Quest’anno abbiamo assistito, nell’ordine, alla proroga dal 31 dicembre 2022 al 31 marzo, al 30 aprile, 31 maggio. E ancora, lo slittamento al 31 luglio che è stato poi ulteriormente spostato al 15 settembre, vale a dire a poco più di 3 mesi dalla fine dell’esercizio finanziario in questione.
Si tratta di una misura inedita? Assolutamente no. Una analisi di Centro Studi Enti Locali ha messo in evidenza come questa discutibile anomalia sia ormai radicata da oltre 30 anni in Italia e si sia via via sempre più cronicizzata. Se fino ai primi anni 2000, i bilanci preventivi slittavano mediamente di 2-3 mesi, negli ultimi 20 anni il fenomeno ha assunto dimensioni talmente importanti da rischiare di annullare il senso dell’adempimento stesso. Dal 2014 in poi, infatti, lo spostamento rispetto alla scadenza del 31 dicembre, è stato mediamente di ben sei mesi. Il culmine, in negativo, è stato raggiunto tra il 2012 e il 2013. In quegli anni infatti il termine, a colpi di proroghe, è slittato fino al 31 ottobre 2012 e al 30 novembre 2013. In alcune occasioni sono state individuate anche soluzioni “creative” come delle proroghe fatte su misura per specifiche categorie di enti: un esempio su tutti è quello del 2015, anno in cui il termine è stato differito per tutti al 30 luglio e poi ulteriormente spostato al 30 settembre per città metropolitane, province ed enti locali siciliani.

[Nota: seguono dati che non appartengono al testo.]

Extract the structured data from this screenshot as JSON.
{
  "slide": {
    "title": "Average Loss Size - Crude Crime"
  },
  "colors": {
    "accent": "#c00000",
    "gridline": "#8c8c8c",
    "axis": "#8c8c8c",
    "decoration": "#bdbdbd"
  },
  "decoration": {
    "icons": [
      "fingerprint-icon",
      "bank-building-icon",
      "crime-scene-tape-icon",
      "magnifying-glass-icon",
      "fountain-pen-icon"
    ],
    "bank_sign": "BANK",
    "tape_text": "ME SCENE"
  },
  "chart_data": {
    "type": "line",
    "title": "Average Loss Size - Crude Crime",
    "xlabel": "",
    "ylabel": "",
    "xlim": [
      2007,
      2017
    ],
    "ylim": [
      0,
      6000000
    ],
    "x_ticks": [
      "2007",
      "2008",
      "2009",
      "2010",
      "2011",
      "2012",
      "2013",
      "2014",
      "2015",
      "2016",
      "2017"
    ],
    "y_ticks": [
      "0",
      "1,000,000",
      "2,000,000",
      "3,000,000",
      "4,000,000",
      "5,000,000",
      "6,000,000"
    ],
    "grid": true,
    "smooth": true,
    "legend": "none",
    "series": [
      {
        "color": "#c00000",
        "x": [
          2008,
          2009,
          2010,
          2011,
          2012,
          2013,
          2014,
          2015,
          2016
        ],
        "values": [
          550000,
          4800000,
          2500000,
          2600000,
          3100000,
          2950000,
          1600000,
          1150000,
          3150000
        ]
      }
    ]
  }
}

| Anno | Data scadenza | Mesi aggiuntivi | Proroghe aggiuntive per specifiche categorie di enti |
| 2004 | 31/05/2004 | 5 | |
| 2005 | 31/05/2005 | 5 | |
| 2006 | 31/05/2006 | 5 | |
| 2007 | 30/04/2007 | 4 | |
| 2008 | 31/05/2008 | 5 | |
| 2009 | 31/05/2009 | 5 | |
| 2010 | 30/06/2010 | 6 | |
| 2011 | 31/08/2011 | 8 | |
| 2012 | 31/10/2012 | 10 | |
| 2013 | 30/11/2013 | 11 | |
| 2014 | 30/09/2014 | 9 | |
| 2015 | 30/07/2015 | 7 | Per città metropolitane, province ed enti locali siciliani il termine è stato ulteriormente prorogato al 30 settembre 2015 |
| 2016 | 30/04/2016 | 4 | Per province e città metropolitane il termine è stato ulteriormente prorogato al 31 luglio 2016 |
| 2017 | 31/03/2017 | 3 | Per province e città metropolitane il termine è stato ulteriormente prorogato al 30 settembre 2017 |
| 2018 | 31/03/2018 | 3 | |
| 2019 | 31/03/2019 | 3 | Il termine è stato ulteriormente prorogato al 31 luglio 2019 per comuni in pre-dissesto e al 30 giugno 2019 per i comuni delle regioni Abruzzo, Lazio, Marche e Umbria colpiti dai terremoti del 2009 e 2016 |
| 2020 | 31/10/2020 | 10 | |
| 2021 | 31/05/2021 | 5 | |
| 2022 | 31/08/2022 | 8 | |
| 2023 | 15/09/2023 | 8,5 | |
| Media | 6 |
Ma che cos’è esattamente il bilancio preventivo un ente locale e quali sono gli effetti della sua mancata approvazione nei termini previsti dalla legge? Il bilancio di previsione è uno dei principali documenti di programmazione economica che le amministrazioni pubbliche sono chiamate a predisporre e che deve essere approvato annualmente dal Consiglio comunale su proposta della Giunta. Una volta approvati, i bilanci devono essere trasmessi entro 30 giorni al Ministero dell’Economia e delle Finanze attraverso la Banca dati delle Amministrazioni Pubbliche.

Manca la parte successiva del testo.